Drake University students claimed seven awards in a magazine contest conducted by the Association of Education in Journalism and Mass Communication. The awards were handed out Saturday at the national AEJMC convention in Washington, D.C.
Drake students won first place in two categories. Man Up won the Single Issue Magazine Editorial award and Rachel Weeks won Individual Startup Magazine Project with a prototype and business plan for Jest, a publication for the Comedy Central audience.
Other awards for Drake students included:
- Second place Individual Startup Magazine Project: Bianca Olvera Lopez for Unique, a magazine for Univision that serves a Hispanic audience.

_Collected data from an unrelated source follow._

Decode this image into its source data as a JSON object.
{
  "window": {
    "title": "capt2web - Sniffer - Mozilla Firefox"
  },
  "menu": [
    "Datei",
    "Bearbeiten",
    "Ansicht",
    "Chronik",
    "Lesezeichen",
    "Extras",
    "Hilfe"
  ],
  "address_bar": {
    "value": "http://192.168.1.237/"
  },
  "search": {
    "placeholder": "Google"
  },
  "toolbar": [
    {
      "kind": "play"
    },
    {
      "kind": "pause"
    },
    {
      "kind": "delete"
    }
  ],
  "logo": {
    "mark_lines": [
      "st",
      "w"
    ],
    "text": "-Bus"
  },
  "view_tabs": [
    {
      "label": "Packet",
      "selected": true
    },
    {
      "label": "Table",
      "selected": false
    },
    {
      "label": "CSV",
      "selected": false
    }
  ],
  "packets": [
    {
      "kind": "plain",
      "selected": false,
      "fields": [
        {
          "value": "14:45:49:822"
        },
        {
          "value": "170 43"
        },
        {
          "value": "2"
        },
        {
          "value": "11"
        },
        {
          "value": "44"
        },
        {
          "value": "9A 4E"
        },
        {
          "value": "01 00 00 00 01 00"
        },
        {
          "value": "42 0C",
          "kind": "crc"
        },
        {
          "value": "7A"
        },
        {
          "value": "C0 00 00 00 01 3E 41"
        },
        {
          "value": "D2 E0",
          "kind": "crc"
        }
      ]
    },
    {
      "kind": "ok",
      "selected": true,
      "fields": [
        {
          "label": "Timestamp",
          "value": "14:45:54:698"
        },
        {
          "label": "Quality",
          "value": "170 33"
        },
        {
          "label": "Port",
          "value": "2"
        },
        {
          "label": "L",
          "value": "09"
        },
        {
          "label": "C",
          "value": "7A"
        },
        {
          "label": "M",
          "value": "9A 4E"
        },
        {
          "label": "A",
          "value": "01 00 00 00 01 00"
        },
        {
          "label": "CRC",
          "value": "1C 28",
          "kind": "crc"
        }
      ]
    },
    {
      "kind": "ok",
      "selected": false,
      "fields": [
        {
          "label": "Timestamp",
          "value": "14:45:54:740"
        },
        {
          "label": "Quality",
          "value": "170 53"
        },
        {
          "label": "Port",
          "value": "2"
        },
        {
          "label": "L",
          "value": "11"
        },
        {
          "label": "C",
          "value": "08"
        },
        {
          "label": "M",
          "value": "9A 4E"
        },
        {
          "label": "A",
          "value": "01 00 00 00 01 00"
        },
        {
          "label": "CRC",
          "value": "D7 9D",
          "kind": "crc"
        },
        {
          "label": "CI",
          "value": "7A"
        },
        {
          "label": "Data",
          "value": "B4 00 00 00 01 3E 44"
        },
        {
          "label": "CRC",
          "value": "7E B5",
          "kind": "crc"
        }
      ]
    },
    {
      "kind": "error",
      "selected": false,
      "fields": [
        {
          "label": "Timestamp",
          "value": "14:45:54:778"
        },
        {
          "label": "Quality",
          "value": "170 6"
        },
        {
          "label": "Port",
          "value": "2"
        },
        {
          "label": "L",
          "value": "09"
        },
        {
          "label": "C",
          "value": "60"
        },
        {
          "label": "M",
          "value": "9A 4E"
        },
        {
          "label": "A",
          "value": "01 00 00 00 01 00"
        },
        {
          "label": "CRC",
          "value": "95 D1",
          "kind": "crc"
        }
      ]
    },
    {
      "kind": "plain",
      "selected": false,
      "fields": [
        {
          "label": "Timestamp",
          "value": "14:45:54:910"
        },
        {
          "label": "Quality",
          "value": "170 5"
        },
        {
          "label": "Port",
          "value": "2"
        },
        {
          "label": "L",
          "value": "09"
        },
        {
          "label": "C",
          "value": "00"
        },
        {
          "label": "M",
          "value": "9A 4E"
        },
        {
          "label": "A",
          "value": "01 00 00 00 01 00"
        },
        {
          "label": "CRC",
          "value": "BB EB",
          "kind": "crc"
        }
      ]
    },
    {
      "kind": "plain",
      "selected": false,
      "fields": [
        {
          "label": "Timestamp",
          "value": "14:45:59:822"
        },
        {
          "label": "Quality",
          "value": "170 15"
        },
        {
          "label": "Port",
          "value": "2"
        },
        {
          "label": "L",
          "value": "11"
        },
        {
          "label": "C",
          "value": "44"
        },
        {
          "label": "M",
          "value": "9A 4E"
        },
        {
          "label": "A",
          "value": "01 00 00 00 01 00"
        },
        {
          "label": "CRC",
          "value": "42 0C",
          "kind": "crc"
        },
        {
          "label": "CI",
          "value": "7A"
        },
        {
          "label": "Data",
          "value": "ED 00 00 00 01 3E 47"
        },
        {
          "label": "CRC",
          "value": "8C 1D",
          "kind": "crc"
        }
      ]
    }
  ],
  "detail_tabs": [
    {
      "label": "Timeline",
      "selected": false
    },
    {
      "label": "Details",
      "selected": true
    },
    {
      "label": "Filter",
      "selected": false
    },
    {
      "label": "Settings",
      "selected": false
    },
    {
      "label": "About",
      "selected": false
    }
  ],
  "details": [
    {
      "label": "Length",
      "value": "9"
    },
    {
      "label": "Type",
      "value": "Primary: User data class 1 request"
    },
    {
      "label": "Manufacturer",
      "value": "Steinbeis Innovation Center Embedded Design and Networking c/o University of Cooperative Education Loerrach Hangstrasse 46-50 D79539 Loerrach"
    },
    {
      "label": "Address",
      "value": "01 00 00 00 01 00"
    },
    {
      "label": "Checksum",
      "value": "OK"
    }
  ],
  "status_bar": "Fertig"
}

- Second place Consumer Magazine Article/Investigation and Analysis: Paige Zidek for “Hook, Line and Sinker,” Drake Magazine. (Find Paige’s article in the Spring 2013 issue here.)
- Honorable mention in Single Issue Magazine Design: DUH, editor Marina Shawd.
- Honorable mention Consumer Magazine Article/Service and Information: Kayli Kunkel for “Concert Venues: Best of the Midwest,” DrakeMagazine.com
- Honorable mention Single Issue Magazine General Excellence: Drake Magazine, editor Jeff Nelson.
For a full list of awards and judges’ comments, click here.
Professor Lori Blachford, the Peggy Fisher and Larry Stelter Chair of Magazine Journalism, was the adviser for Man Up and Drake Magazine. Professor Jeff Inman was the adviser for DUH and the magazine startup projects.
“It was a real honor to be in D.C. to accept the awards for our students,” Blachford said. “I was especially pleased with the first-place award for Man Up. It’s the first digital magazine to win that category. And the judge’s comments reflected exactly what the students were trying to accomplish, so that was very gratifying.”
Man Up is an iPad magazine that was produced by senior magazine majors in fall 2012. Editor-in-Chief Emily Tozer led the effort, joined by Ashton Weis, Marina Shawd, Katie Minnick, Rachel Landes, Megan Stein, Hayley Mason, Annika Peick, Katherine Dewitt, McKenzie Anderson, Bianca Olvera Lopez, Katie Sheridan, Kelly Hendricks, and Lauren Wittren.
Man Up is a magazine that serves men in their 20s and early 30s. The app is available free for iPad. Sample content is also available in apps for iPhone and Galaxy SIII, and online at manupmagazine.com.
The judge for the category was Peter Moore, editor of Men’s Health print magazine and iPad edition:
“I flipped through magazine after magazine, page after page printed on paper, each of them trying to pull off a format that began to die three decades ago: The general interest magazine. … Then I came across an entry letter from Man Up, which informed me that if I wanted to read it, I’d have to access it on my iPhone or iPad. Eureka #1. Then I read the table of contents, and it was all about … men. Their adventure sports. Their tech. Their desire to make beer. Their sex questions. Their careers. Their bosses. Their heroes. Eureka #2. It was a coherent editorial product, likely to appeal to a specific sort of human who might be enticed back, issue after issue, to read this stuff. But was it any good? Eureka #3. It was!
I edit a men’s magazine, so you might think I’d be hard to please, reading male-oriented content from student journalists. I am indeed VERY HARD TO PLEASE. And yet, the departments and longer form journalism in Man Up held my attention, surprised me, taught me things. The text was clear, expert sourced, useful. To my delight, the digital formats were engaging, intuitive, and helpful. (Ditto for Think; gold star to Drake and the students who did such nice work in the new formats.)”
The judge of the individual startup entries was Kevin P. Keefe, vice president of editorial for Kalmbach Publishing Co. in Waukesha, Wisconsin. Of Rachel’s winning entry, he wrote:
“The editor of Jest has captured the current spirit of comedy, especially as it relates to a young demographic, and has come up with a design to match. In fact, the high design marks I gave this project is what really put it over the top. Jest looks bright, current, and irreverent, without being sophomoric. It is very effectively “chunked,” with a nice rhythm to its rich lineup of sidebars, images, and other entry points. It is delightfully dense.”
Keefe said of Bianca’s second-place entry:
“Although the competition from Latina and other competitors would be daunting, the editor of Unique won me over with her sheer love of the subject, her obvious expertise, and her desire to create a magazine that’s not just another rather shallow sex-and-fashion title for women. Her mission to serve a broad range of Hispanic women is laudable, especially her clear aim to appeal to non-Spanish-speaking readers. In that vein, the magazine’s aims seem practical and realistic. Her plans to weave social media around and through the magazine is effective and intelligent.”